On the other hand, I think a bigger question is 'is the thing that significance testing does what we really want?' I think the real problem is that for most people analyzing data (i.e., practitioners not statisticians), significance testing can become the entirety of data analysis. It seems to me that the most important thing is to have a principled way to think about what is going on with our data, and null hypothesis significance testing is, at best, a very small part of that. Let me give an imaginary example (I acknowledge that this is a caricature, but unfortunately, I fear it is somewhat plausible):
Bob conducts a study, gathering data on something-or-other. He
expects the data will be normally distributed, clustering tightly
around some value, and intends to conduct a one-sample t-test to see
if his data are 'significantly different' from some pre-specified
value. After collecting his sample, he checks to see if his data are
normally distributed, and finds that they are not. Instead, they do
not have a pronounced lump in the center but are relatively high over a given
interval and then trail off with a long left tail. Bob worries about
what he should do to ensure that his test is valid. He ends up doing
something (e.g., a transformation, a non-parametric test, etc.), and
then reports a test statistic and a p-value.

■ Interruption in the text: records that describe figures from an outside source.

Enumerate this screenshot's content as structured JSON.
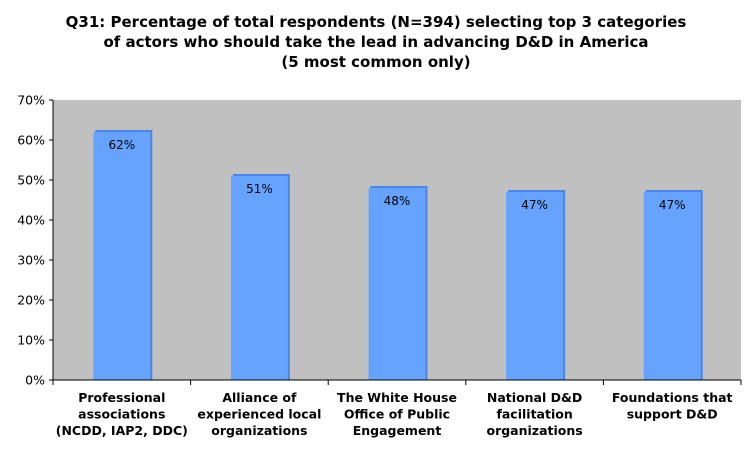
{
  "chart_data": {
    "type": "bar",
    "title_lines": [
      "Q31: Percentage of total respondents (N=394) selecting top 3 categories",
      "of actors who should take the lead in advancing D&D in America",
      "(5 most common only)"
    ],
    "categories": [
      [
        "Professional",
        "associations",
        "(NCDD, IAP2, DDC)"
      ],
      [
        "Alliance of",
        "experienced local",
        "organizations"
      ],
      [
        "The White House",
        "Office of Public",
        "Engagement"
      ],
      [
        "National D&D",
        "facilitation",
        "organizations"
      ],
      [
        "Foundations that",
        "support D&D"
      ]
    ],
    "values": [
      62,
      51,
      48,
      47,
      47
    ],
    "data_labels": [
      "62%",
      "51%",
      "48%",
      "47%",
      "47%"
    ],
    "y_ticks": [
      "0%",
      "10%",
      "20%",
      "30%",
      "40%",
      "50%",
      "60%",
      "70%"
    ],
    "ylim": [
      0,
      70
    ],
    "grid": false,
    "legend": "none",
    "colors": {
      "bar": "#66A3FF",
      "bar_shade": "#4A86E8",
      "plot_background": "#C0C0C0",
      "axis": "#000000"
    }
  }
}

I hope this doesn't come off as nasty. I don't mean to mock anyone, but I think something like this does happen occasionally. Should this scenario occur, we can all agree that it is poor data analysis. However, the problem isn't that the test statistic or the p-value is wrong; we can posit that the data were handled properly in that respect. I would argue that the problem is Bob is engaged in what Cleveland called "rote data analysis". He appears to believe that the only point is to get the right p-value, and thinks very little about his data outside of pursuing that goal. He even could have switched over to my suggestion above and reported a standardized effect size with a 95% confidence interval, and it wouldn't have changed what I see as the larger problem (this is what I meant by doing "essentially the same thing" by a different means). In this specific case, the fact that the data didn't look the way he expected (i.e., weren't normal) is real information, it's interesting, and very possibly important, but that information is essentially just thrown away. Bob doesn't recognize this, because of the focus on significance testing. To my mind, that is the real problem with significance testing.
Let me address a few other perspectives that have been mentioned, and I want to be very clear that I am not criticizing anyone.

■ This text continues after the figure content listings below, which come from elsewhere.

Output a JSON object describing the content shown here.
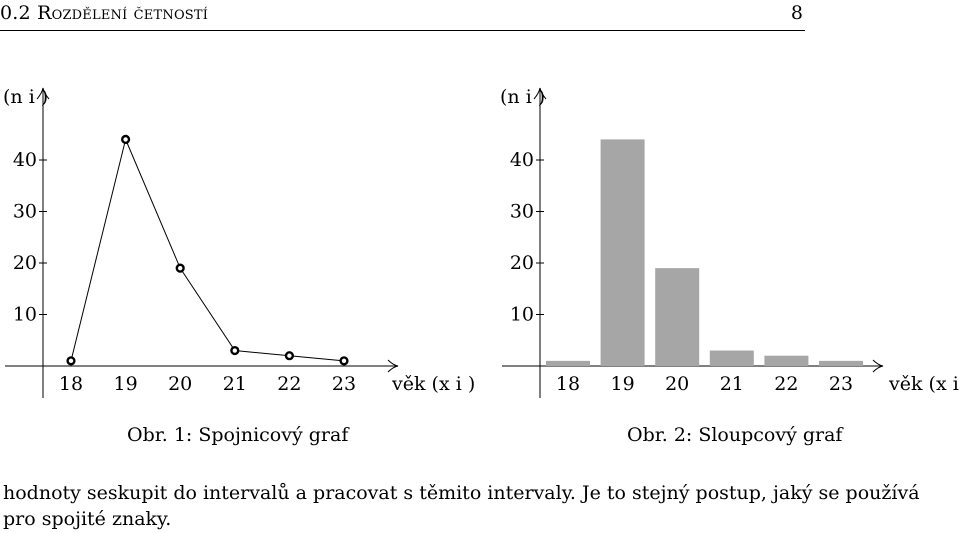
{
  "header": {
    "section_number": "0.2",
    "section_title": "Rozdělení četností",
    "page_number": "8"
  },
  "chart_data": [
    {
      "type": "line",
      "y_axis_label": "(n i )",
      "x_axis_label": "věk (x i )",
      "caption": "Obr. 1: Spojnicový graf",
      "categories": [
        "18",
        "19",
        "20",
        "21",
        "22",
        "23"
      ],
      "values": [
        1,
        44,
        19,
        3,
        2,
        1
      ],
      "yticks": [
        "10",
        "20",
        "30",
        "40"
      ],
      "ylim": [
        0,
        50
      ],
      "marker": "circle",
      "line_color": "#000000"
    },
    {
      "type": "bar",
      "y_axis_label": "(n i )",
      "x_axis_label": "věk (x i )",
      "caption": "Obr. 2: Sloupcový graf",
      "categories": [
        "18",
        "19",
        "20",
        "21",
        "22",
        "23"
      ],
      "values": [
        1,
        44,
        19,
        3,
        2,
        1
      ],
      "yticks": [
        "10",
        "20",
        "30",
        "40"
      ],
      "ylim": [
        0,
        50
      ],
      "bar_color": "#a6a6a6"
    }
  ],
  "text": {
    "paragraph": "hodnoty seskupit do intervalů a pracovat s těmito intervaly. Je to stejný postup, jaký se používá pro spojité znaky."
  }
}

- It is often mentioned that many people don't really understand
p-values (e.g., thinking they're the probability the null is
true), etc. It is sometimes argued that, if only people would use
the Bayesian approach, these problems would go away. I believe that people
can approach Bayesian data analysis in a manner that is just as
incurious and mechanical. However, I think that misunderstanding the meaning of p-values would be less harmful if no one thought getting a p-value was the goal.
- The existence of 'big data' is generally unrelated to this issue. Big data only make it obvious that organizing data analysis around 'significance' is not a helpful approach.
- I do not believe the problem is with the hypothesis being tested. If people only wanted to see if the estimated value is outside of an interval, rather than if it's equal to a point value, many of the same issues could arise. (Again, I want to be clear I know you are not 'Bob'.)
- For the record, I want to mention that my own suggestion from the first paragraph, does not address the issue, as I tried to point out.
For me, this is the core issue: What we really want is a principled way to think about what happened. What that means in any given situation is not cut and dried. How to impart that to students in a methods class is neither clear nor easy. Significance testing has a lot of inertia and tradition behind it. In a stats class, it's clear what needs to be taught and how. For students and practitioners it becomes possible to develop a conceptual schema for understanding the material, and a checklist / flowchart (I've seen some!) for conducting analysis. Significance testing can naturally evolve into rote data analysis without anyone being dumb or lazy or bad. That is the problem.